Frontiers in Physics (Jun 2023)
Physical design of a compact injector for synchrotron-based proton therapy
Abstract
A compact room-temperature linear injector has been purposed to accelerate an 18.0 mA proton beam to 7.0 MeV for synchrotron-based proton therapy. The total length is appropriately 5 m. It mainly consists of a 3.01 m radio frequency quadrupole (RFQ) and a 0.82 m compact interdigital H-mode drift tube linac (IH-DTL) structure. Based on a fast-bunching strategy, the RFQ, operated at 325 MHz, accelerates protons to 3.0 MeV. The phase advances have been taken into consideration, and parametric resonance has been carefully avoided by adjusting the vane parameters.
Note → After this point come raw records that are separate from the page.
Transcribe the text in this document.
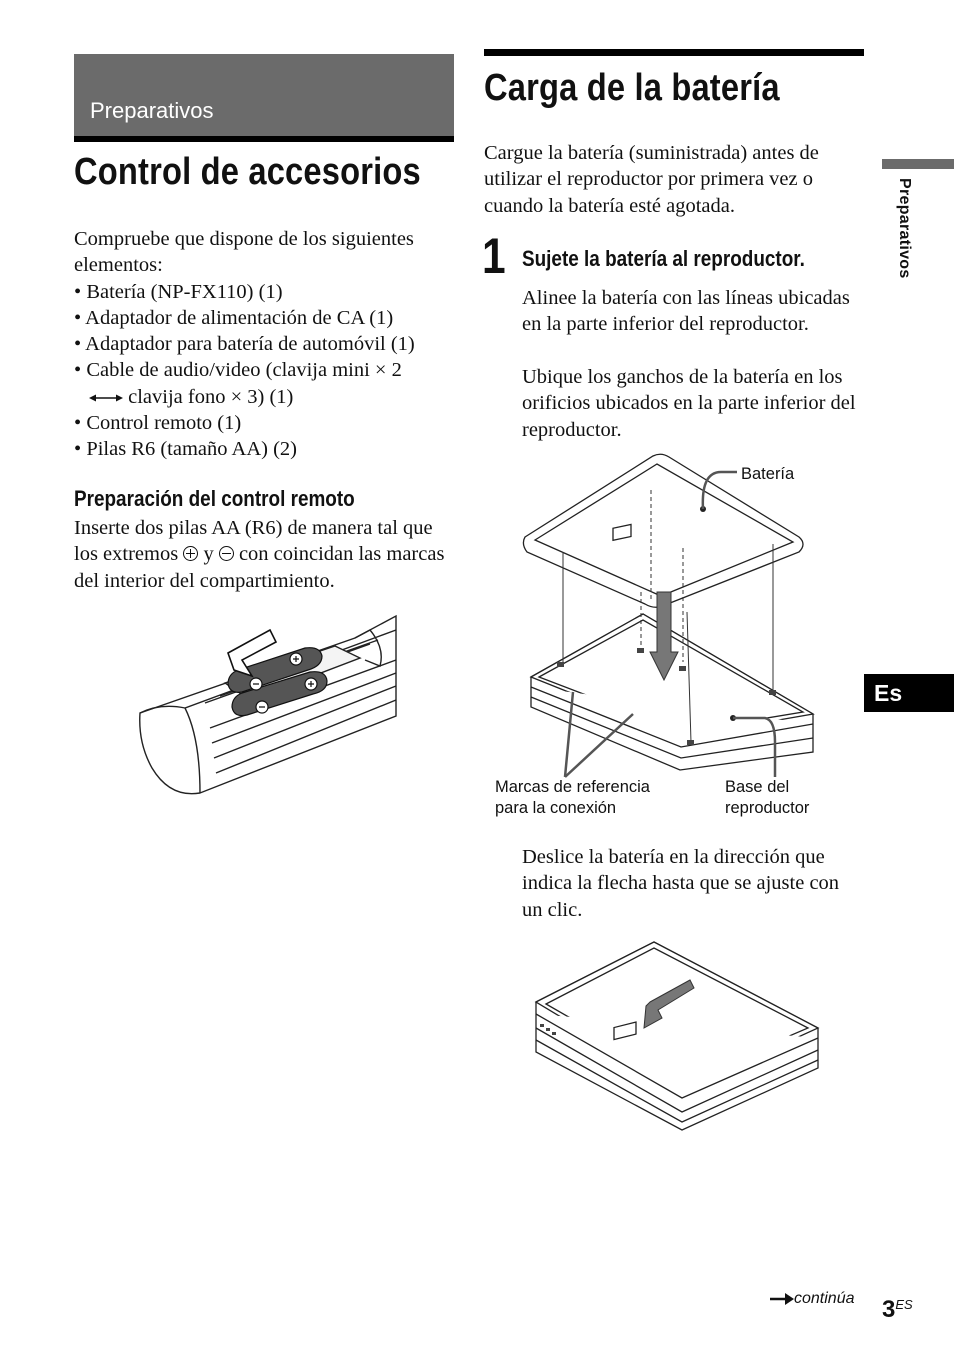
Preparativos
Control de accesorios

Compruebe que dispone de los siguientes elementos:

• Batería (NP-FX110) (1)
• Adaptador de alimentación de CA (1)
• Adaptador para batería de automóvil (1)
• Cable de audio/video (clavija mini × 2
clavija fono × 3) (1)
• Control remoto (1)
• Pilas R6 (tamaño AA) (2)
Preparación del control remoto

Inserte dos pilas AA (R6) de manera tal que los extremos y con coincidan las marcas del interior del compartimiento.

Carga de la batería

Cargue la batería (suministrada) antes de utilizar el reproductor por primera vez o cuando la batería esté agotada.

1 Sujete la batería al reproductor.

Alinee la batería con las líneas ubicadas en la parte inferior del reproductor.

Ubique los ganchos de la batería en los orificios ubicados en la parte inferior del reproductor.

Batería
Marcas de referencia
para la conexión
Base del
reproductor

Deslice la batería en la dirección que indica la flecha hasta que se ajuste con un clic.

Preparativos
Es
continúa $3^{ES}$
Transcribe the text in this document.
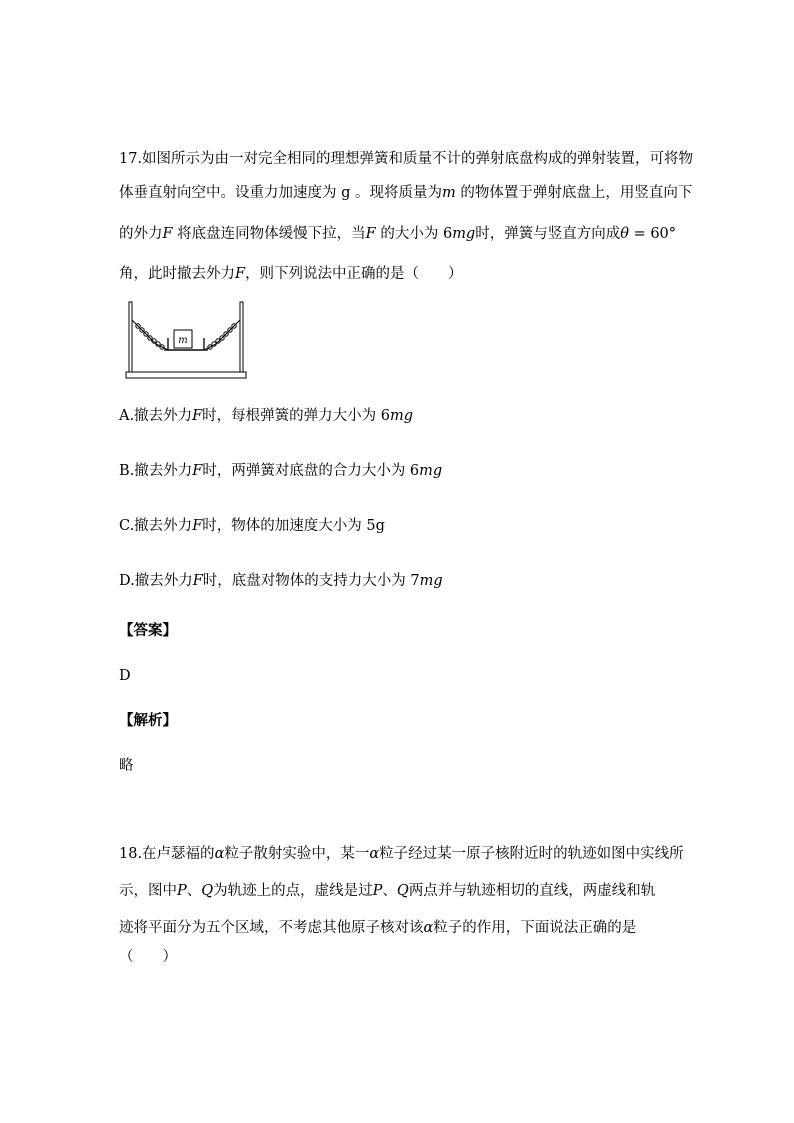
17.如图所示为由一对完全相同的理想弹簧和质量不计的弹射底盘构成的弹射装置，可将物
体垂直射向空中。设重力加速度为 g 。现将质量为m 的物体置于弹射底盘上，用竖直向下
的外力F 将底盘连同物体缓慢下拉，当F 的大小为 6mg时，弹簧与竖直方向成θ = 60°
角，此时撤去外力F，则下列说法中正确的是（　　）
m
A.撤去外力F时，每根弹簧的弹力大小为 6mg
B.撤去外力F时，两弹簧对底盘的合力大小为 6mg
C.撤去外力F时，物体的加速度大小为 5g
D.撤去外力F时，底盘对物体的支持力大小为 7mg
【答案】
D
【解析】
略
18.在卢瑟福的α粒子散射实验中，某一α粒子经过某一原子核附近时的轨迹如图中实线所
示，图中P、Q为轨迹上的点，虚线是过P、Q两点并与轨迹相切的直线，两虚线和轨
迹将平面分为五个区域，不考虑其他原子核对该α粒子的作用，下面说法正确的是
（　　）
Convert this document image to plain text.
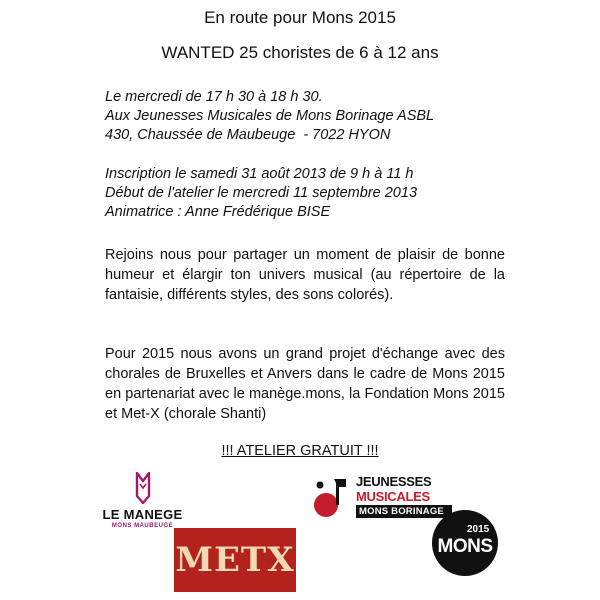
En route pour Mons 2015
WANTED 25 choristes de 6 à 12 ans
Le mercredi de 17 h 30 à 18 h 30.
Aux Jeunesses Musicales de Mons Borinage ASBL
430, Chaussée de Maubeuge  - 7022 HYON
Inscription le samedi 31 août 2013 de 9 h à 11 h
Début de l'atelier le mercredi 11 septembre 2013
Animatrice : Anne Frédérique BISE
Rejoins nous pour partager un moment de plaisir de bonne humeur et élargir ton univers musical (au répertoire de la fantaisie, différents styles, des sons colorés).
Pour 2015 nous avons un grand projet d'échange avec des chorales de Bruxelles et Anvers dans le cadre de Mons 2015 en partenariat avec le manège.mons, la Fondation Mons 2015 et Met-X (chorale Shanti)
!!! ATELIER GRATUIT !!!
LE MANEGE
MONS MAUBEUGE
METX
JEUNESSES
MUSICALES
MONS BORINAGE
2015
MONS
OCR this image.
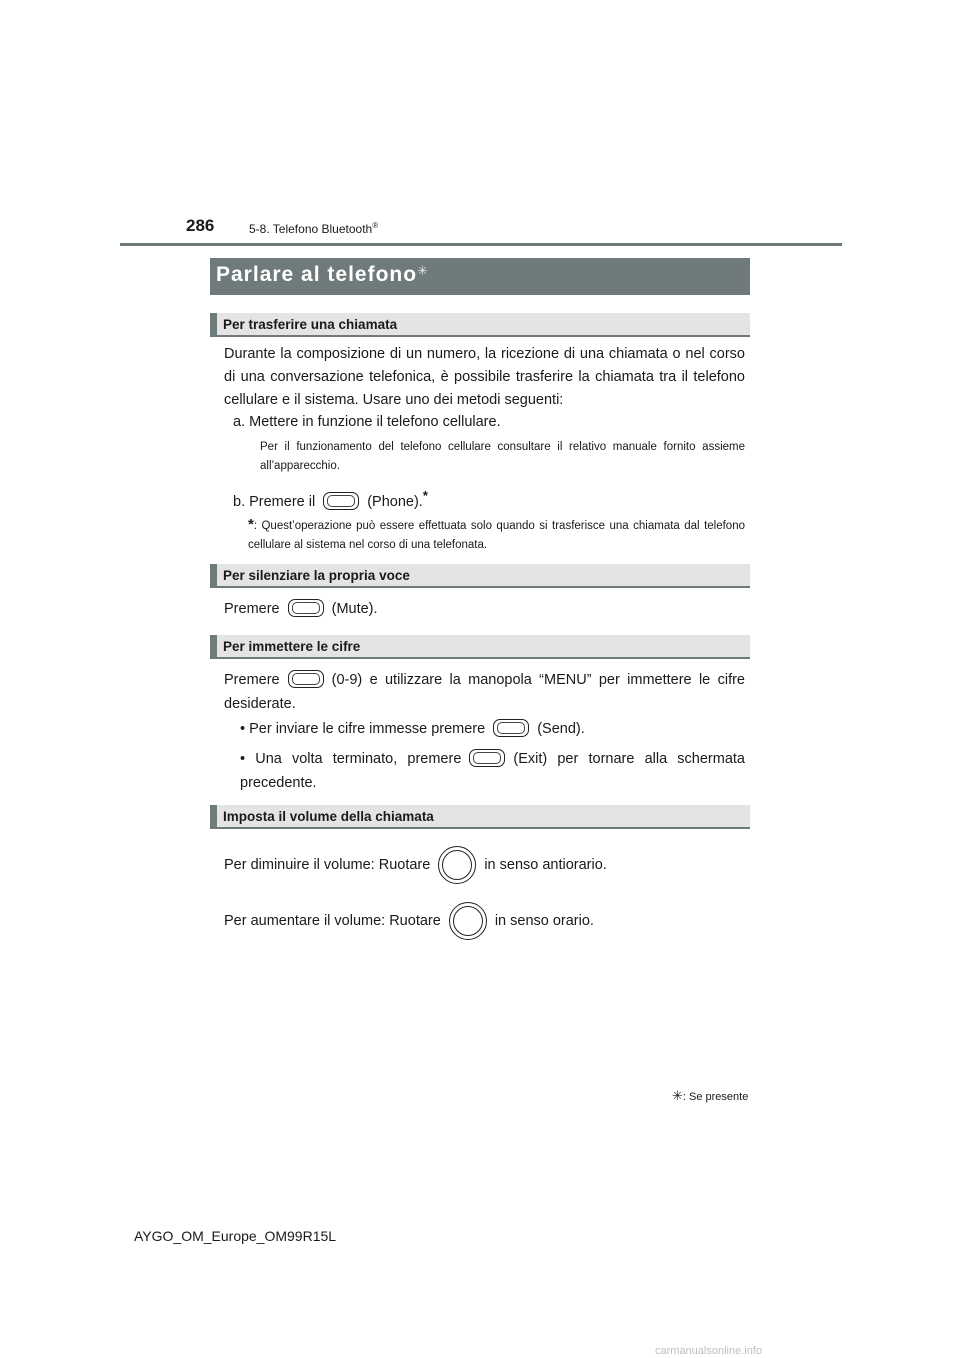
286	5-8. Telefono Bluetooth®
Parlare al telefono✳
Per trasferire una chiamata
Durante la composizione di un numero, la ricezione di una chiamata o nel corso di una conversazione telefonica, è possibile trasferire la chiamata tra il telefono cellulare e il sistema. Usare uno dei metodi seguenti:
a. Mettere in funzione il telefono cellulare.
Per il funzionamento del telefono cellulare consultare il relativo manuale fornito assieme all’apparecchio.
b. Premere il	(Phone).*
*: Quest’operazione può essere effettuata solo quando si trasferisce una chiamata dal telefono cellulare al sistema nel corso di una telefonata.
Per silenziare la propria voce
Premere	(Mute).
Per immettere le cifre
Premere	(0-9) e utilizzare la manopola “MENU” per immettere le cifre desiderate.
• Per inviare le cifre immesse premere	(Send).
• Una volta terminato, premere	(Exit) per tornare alla schermata precedente.
Imposta il volume della chiamata
Per diminuire il volume: Ruotare	in senso antiorario.
Per aumentare il volume: Ruotare	in senso orario.
✳: Se presente
AYGO_OM_Europe_OM99R15L
carmanualsonline.info
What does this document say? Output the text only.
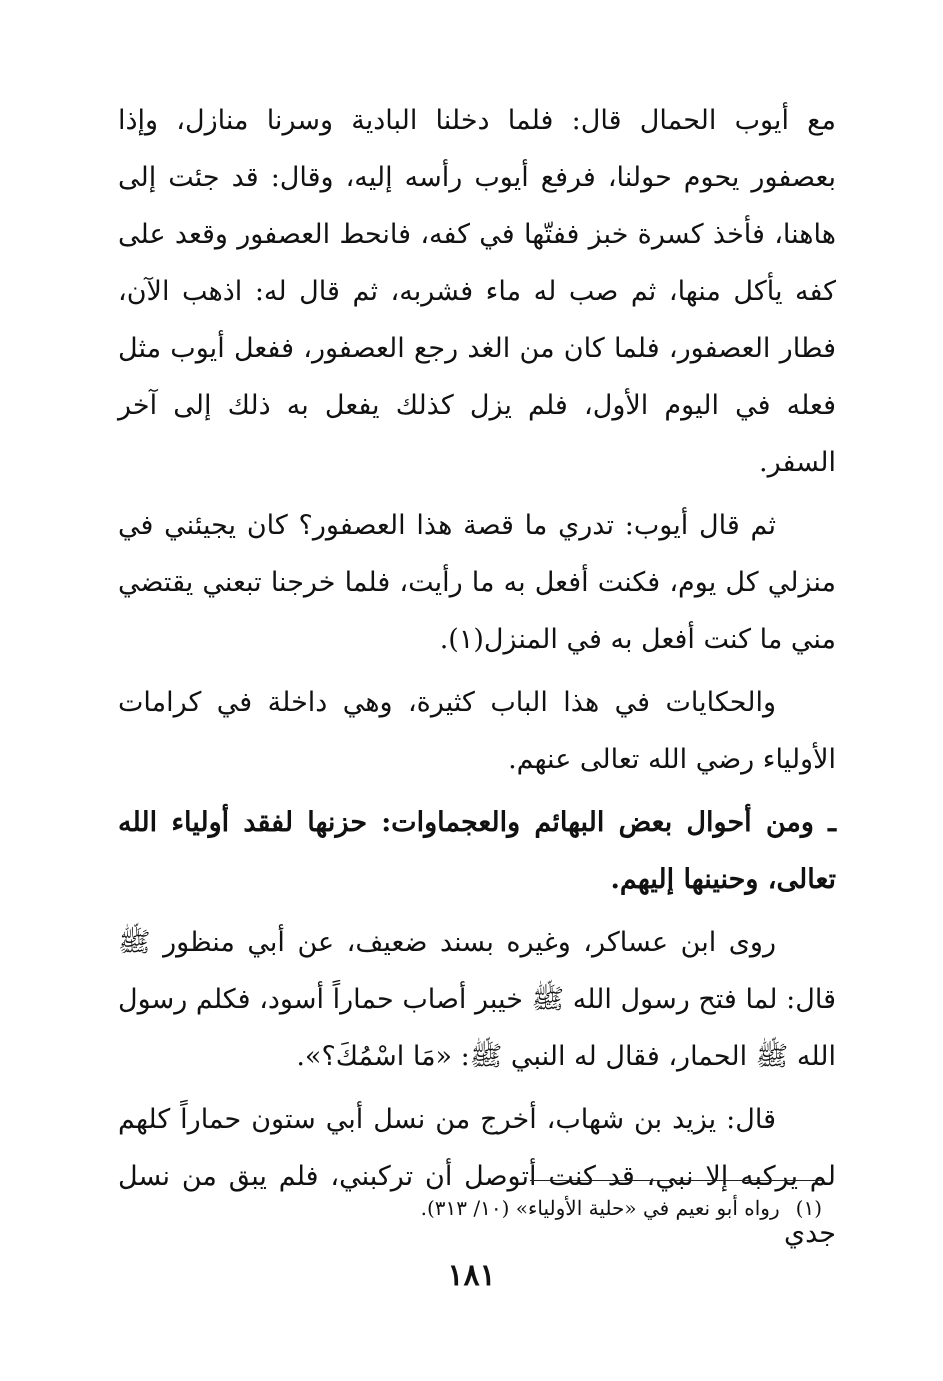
مع أيوب الحمال قال: فلما دخلنا البادية وسرنا منازل، وإذا بعصفور يحوم حولنا، فرفع أيوب رأسه إليه، وقال: قد جئت إلى هاهنا، فأخذ كسرة خبز ففتّها في كفه، فانحط العصفور وقعد على كفه يأكل منها، ثم صب له ماء فشربه، ثم قال له: اذهب الآن، فطار العصفور، فلما كان من الغد رجع العصفور، ففعل أيوب مثل فعله في اليوم الأول، فلم يزل كذلك يفعل به ذلك إلى آخر السفر.

ثم قال أيوب: تدري ما قصة هذا العصفور؟ كان يجيئني في منزلي كل يوم، فكنت أفعل به ما رأيت، فلما خرجنا تبعني يقتضي مني ما كنت أفعل به في المنزل(١).

والحكايات في هذا الباب كثيرة، وهي داخلة في كرامات الأولياء رضي الله تعالى عنهم.

ـ ومن أحوال بعض البهائم والعجماوات: حزنها لفقد أولياء الله تعالى، وحنينها إليهم.

روى ابن عساكر، وغيره بسند ضعيف، عن أبي منظور ﷺ قال: لما فتح رسول الله ﷺ خيبر أصاب حماراً أسود، فكلم رسول الله ﷺ الحمار، فقال له النبي ﷺ: «مَا اسْمُكَ؟».

قال: يزيد بن شهاب، أخرج من نسل أبي ستون حماراً كلهم لم يركبه إلا نبي، قد كنت أتوصل أن تركبني، فلم يبق من نسل جدي

(١)رواه أبو نعيم في «حلية الأولياء» (١٠/ ٣١٣).
١٨١
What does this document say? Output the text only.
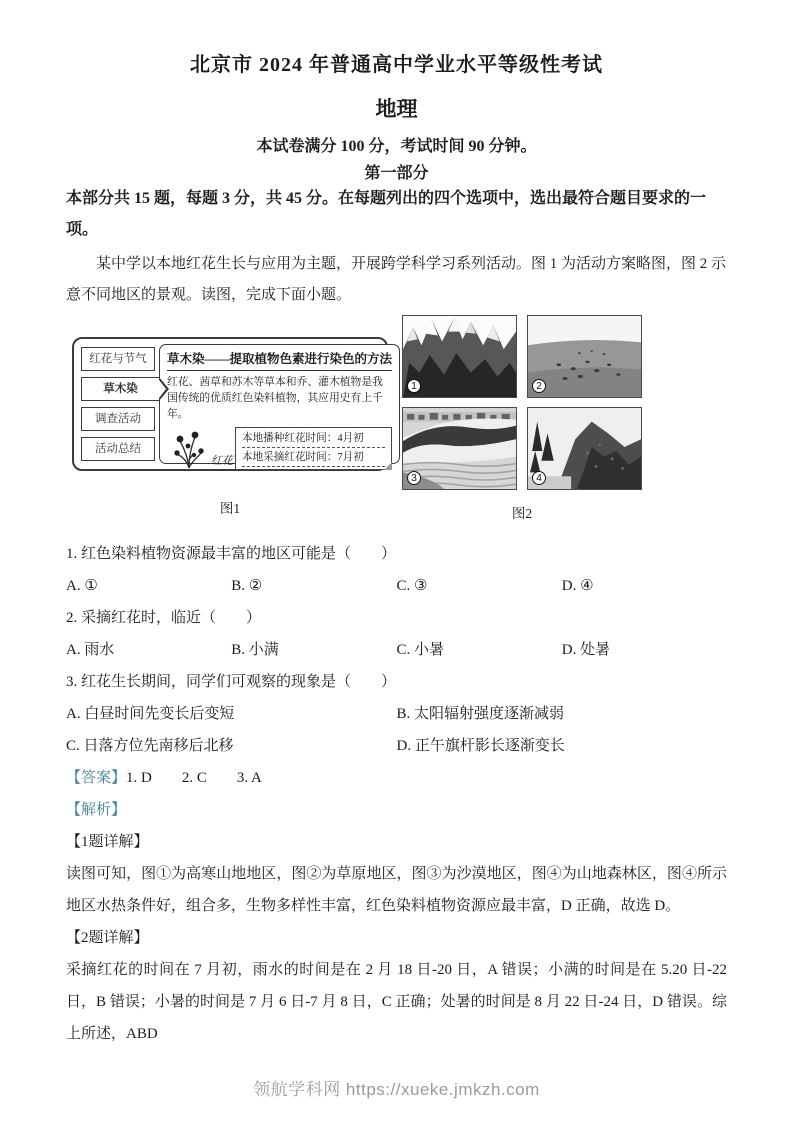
北京市 2024 年普通高中学业水平等级性考试
地理

本试卷满分 100 分，考试时间 90 分钟。

第一部分

本部分共 15 题，每题 3 分，共 45 分。在每题列出的四个选项中，选出最符合题目要求的一项。

某中学以本地红花生长与应用为主题，开展跨学科学习系列活动。图 1 为活动方案略图，图 2 示意不同地区的景观。读图，完成下面小题。

红花与节气
草木染
调查活动
活动总结
草木染——提取植物色素进行染色的方法
红花、茜草和苏木等草本和乔、灌木植物是我国传统的优质红色染料植物，其应用史有上千年。
红花
本地播种红花时间：4月初
本地采摘红花时间：7月初
图1
1	2
3	4
图2

1. 红色染料植物资源最丰富的地区可能是（　　）

A. ①	B. ②	C. ③	D. ④

2. 采摘红花时，临近（　　）

A. 雨水	B. 小满	C. 小暑	D. 处暑

3. 红花生长期间，同学们可观察的现象是（　　）

A. 白昼时间先变长后变短	B. 太阳辐射强度逐渐减弱
C. 日落方位先南移后北移	D. 正午旗杆影长逐渐变长

【答案】1. D　　2. C　　3. A

【解析】

【1题详解】

读图可知，图①为高寒山地地区，图②为草原地区，图③为沙漠地区，图④为山地森林区，图④所示地区水热条件好，组合多，生物多样性丰富，红色染料植物资源应最丰富，D 正确，故选 D。

【2题详解】

采摘红花的时间在 7 月初，雨水的时间是在 2 月 18 日-20 日，A 错误；小满的时间是在 5.20 日-22 日，B 错误；小暑的时间是 7 月 6 日-7 月 8 日，C 正确；处暑的时间是 8 月 22 日-24 日，D 错误。综上所述，ABD

领航学科网 https://xueke.jmkzh.com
After the modulation of the transverse and longitudinal phase advances and a compact external quadrupole triplet, the proton beam is injected into the subsequent IH-DTL. Based on modified Kombinierte Null Grad Strukter (KONUS) beam dynamics, it accelerates protons up to 7.0 MeV, which is composed of a re-bunching section and an accelerating section. The accelerating gradient reaches 4.88 MV/m. The overall dynamic simulation results show that the whole accelerating gradient reaches up to 1.62 MV/m with a transmission efficiency above 95%. The transverse and longitudinal normalized RMS emittances at the exit of the DTL are 0.23 π mm·mrad and 2.216 π keV/u·ns, which meet the synchrotron injection requirements. The details of the specific design of this injector are presented in this paper.